Je me retrouve aujourd’hui dans une situation similaire à celle des digital nomads, cette génération de “millenials” née entre 1980 et 2000. Sans famille, ils possèdent leur entreprise sur leur laptop et naviguent entre les villes qui veulent bien les accueillir: Chang Mai (Thaïlande), Budapest (Hongrie), Buenos Aires (Argentine) ou encore Cape Town (Afrique du Sud).

Trois conditions sont nécessaires pour cette vie itinérante: causer anglais, choisir un lieu sûr, et avoir une bonne connexion Internet (quelle chance, à mon âge, et de pouvoir m’installer dans des lieux ultra-cosys, sans mégoter sur l’épaisseur du matelas).

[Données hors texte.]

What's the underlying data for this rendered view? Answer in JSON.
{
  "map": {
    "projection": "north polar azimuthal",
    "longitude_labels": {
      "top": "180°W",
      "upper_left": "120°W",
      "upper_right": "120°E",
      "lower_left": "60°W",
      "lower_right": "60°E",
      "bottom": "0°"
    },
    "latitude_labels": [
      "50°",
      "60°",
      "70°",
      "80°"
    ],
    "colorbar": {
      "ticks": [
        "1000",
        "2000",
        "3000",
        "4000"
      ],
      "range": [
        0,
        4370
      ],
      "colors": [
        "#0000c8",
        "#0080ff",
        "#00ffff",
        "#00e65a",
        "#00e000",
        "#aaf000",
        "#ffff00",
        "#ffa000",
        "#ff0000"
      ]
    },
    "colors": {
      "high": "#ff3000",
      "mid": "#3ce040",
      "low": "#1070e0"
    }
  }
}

Je m’interroge évidemment sur leurs motivations, sur mes motivations: vivre au soleil, dépenser moins, éviter les impôts, rester jeune? Est-une une façon de se boucher les yeux, de ne pas participer à l’effondrement des modèles sociaux occidentaux? Ou est-ce une nouvelle forme de colonisation irresponsable qui vampirise des ressources pas chères, ne se mêle pas à la population locale, dissémine des modes de vie prétentieux et anéantit d’autres visions de la jeunesse?

Devenir libre, un rêve pour une mère

Mais pour une mère, devenir libre de choisir de vivre où l’on veut, sans horaires, c’est quasiment inconcevable. Irréel. Forcément, on en rêve.

Car la partie la plus désagréable de la maternité, c’est précisément de se conformer à des dead lines super serrés, de découper son temps en minuscules tâches quasi anecdotiques et répétitives, qui n’en finissent jamais, mais qui créent un stress pas possible. Évidemment, au bout de plusieurs années, avec un peu d’imagination, on voit que le cumul de ces tâches mène quelque part, et c’est une grande fierté. Mais quel effort, pour les femmes un peu lunaires comme moi, qui doivent limiter continuellement l’improvisation et travailler assidûment l’organisation.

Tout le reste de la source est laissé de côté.